A Letter to My LGBT Brothers and Sisters

By Rachel Meigs Manwaring

I feel like I’ve finally sorted through my feelings. Get ready for a novel!

These last few weeks, I’ve had a little shift in my thinking and understanding. Most of you know that I became interested in this when my brother-in-law told us that he was experiencing SGA. We’ve talked and talked and talked about this over the last 10 years, and it’s been one of the greatest blessings in my life! I’ve felt closer to the Lord as I’ve put my own understanding on the altar and have asked to be guided. I know that I was guided to be a part of my gay brother’s and sister’s lives. I originally thought that I needed to be there to support and love them, and although I think that is so important, it’s become so much more. As I’ve gotten to know so many of you I feel like I have ‘seen the face of God’. My life has been touched in a way that I could have never, ever imagined, and it’s not because I have rendered some service that makes me feel good. It is more, it’s so much more. I’ve had the chance to know some of the most courageous, kind, loving, brilliant, charismatic, spiritual, and genuine people I’ve ever known, that I ever knew could exist in this strange world. Someone once told me that maybe it’s because of hard trials some have had to endure and that they’ve learned to have a greater amount of empathy….maybe? To me it still seems like more, a lot more. There is more to all of this than any of us know, a lot more. As we’ve been blessed to have many of you in our home, I feel the spirit of our Savior so near (I hope I’m not sounding crazy here). There is something so special and unique.

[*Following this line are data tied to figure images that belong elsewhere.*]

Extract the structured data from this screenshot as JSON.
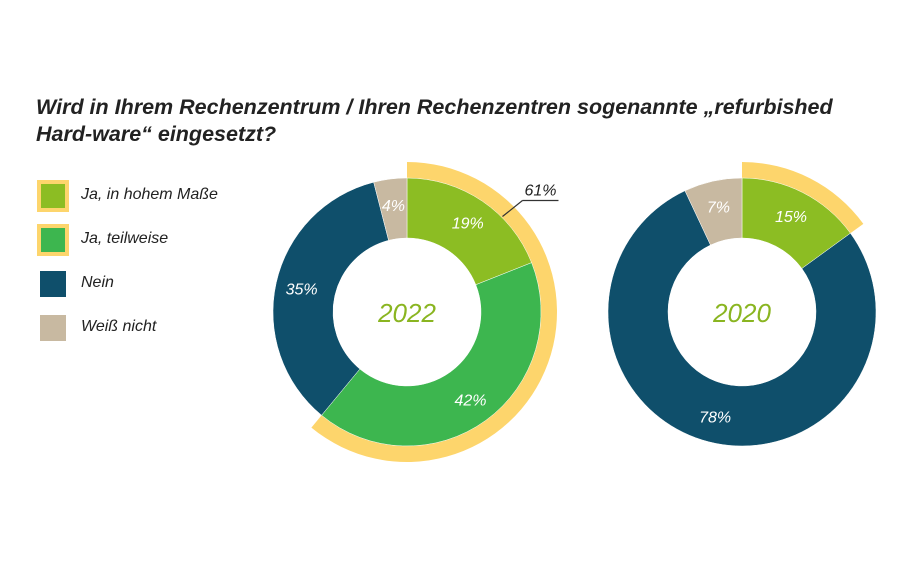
{
  "title": "Wird in Ihrem Rechenzentrum / Ihren Rechenzentren sogenannte „refurbished Hard-ware“ eingesetzt?",
  "legend": [
    {
      "label": "Ja, in hohem Maße",
      "color": "#8cbd23",
      "highlight": true
    },
    {
      "label": "Ja, teilweise",
      "color": "#3db64f",
      "highlight": true
    },
    {
      "label": "Nein",
      "color": "#0f4f6b",
      "highlight": false
    },
    {
      "label": "Weiß nicht",
      "color": "#c8b9a1",
      "highlight": false
    }
  ],
  "highlight_color": "#fdd56c",
  "chart_data": [
    {
      "type": "pie",
      "center_label": "2022",
      "categories": [
        "Ja, in hohem Maße",
        "Ja, teilweise",
        "Nein",
        "Weiß nicht"
      ],
      "values": [
        19,
        42,
        35,
        4
      ],
      "labels": [
        "19%",
        "42%",
        "35%",
        "4%"
      ],
      "combined_highlight": {
        "categories": [
          "Ja, in hohem Maße",
          "Ja, teilweise"
        ],
        "value": 61,
        "label": "61%"
      }
    },
    {
      "type": "pie",
      "center_label": "2020",
      "categories": [
        "Ja, in hohem Maße",
        "Nein",
        "Weiß nicht"
      ],
      "values": [
        15,
        78,
        7
      ],
      "labels": [
        "15%",
        "78%",
        "7%"
      ],
      "combined_highlight": {
        "categories": [
          "Ja, in hohem Maße"
        ],
        "value": 15,
        "label": ""
      }
    }
  ]
}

So, here is my shift in thinking. Lately I’ve not felt like my sole purpose is to just be a support, because truthfully I think I’m the one that has received more support and love along the way. I’ve felt like I’ve needed to bring my other friends and ward members to be with YOU and to learn at YOUR feet and feel YOUR love. It’s almost like I’m saying to them, “Come on! If you want to feel what heaven really feels like, come! Be with us! It’s joy and love and everything good!”. It’s almost like I’m begging them to “get it” because I know that being with YOU brings me such peace and happiness, which is something that I see lacking in many of our members. I feel all of this so deeply that I could never deny it and certainly there isn’t any talk that could change the way I feel.

I’m so sorry for any hurt that has been experienced with some of the conference talks. Heaven certainly knows that not one of you deserves it. However through the pain there has to be hope and light, otherwise we lose, and I don’t like to lose . I feel more commitment and determination for this now, than ever before. I feel more bonded to you than I’ve ever felt before, and incredible strength comes from that. I’m not leaving….not you and not them; please don’t leave me either. WE are family and nothing can break that! Someone very wise told me that there is strength when we unite our prayers. I know my prayers are that we will have increased understanding and peace and strength to carry this on! Love you all so much! xoxoxo

Rachel lives in Arizona with her husband and 5 children. She is a stay at home Mom that used to teach elementary school. She has served as primary president, but got promoted to teaching the Sunbeams.

3 comments for “A Letter to My LGBT Brothers and Sisters

  1. Gina
    October 7, 2013 at 9:46 am

    It’s like you were able to get into my head and heart and put it into words. Your experience after putting your understanding on the altar feels like my experience as a straight ally. I wish all LDS members could have that joy.

  2. km
    October 7, 2013 at 1:47 pm

    thank you for this. As one of the GLBTQI in the world, I want to give my unique talents to the gospel. I want to serve. I want to love my spouse and raise my family in righteousness just like my straight brothers and sisters. People like you give me hope.

  3. David T. Reid
    October 13, 2013 at 3:07 pm

    Dear Rachel,

    What you feel inside your heart is simply the power of the Holy Ghost working on behalf of our Heavenly Father in testifying of his greatest love for us all. Your words are a beacon unto the world that lives in a fog like a ship tossed to and fro upon the seas trying to navigate its way back home. As our religious leaders debate of how the role of salvation plays in the lives of gay/lesbian/bisexual/transgender children of god they will come to know that there are many mansions in our Heavenly Father’s Kingdom.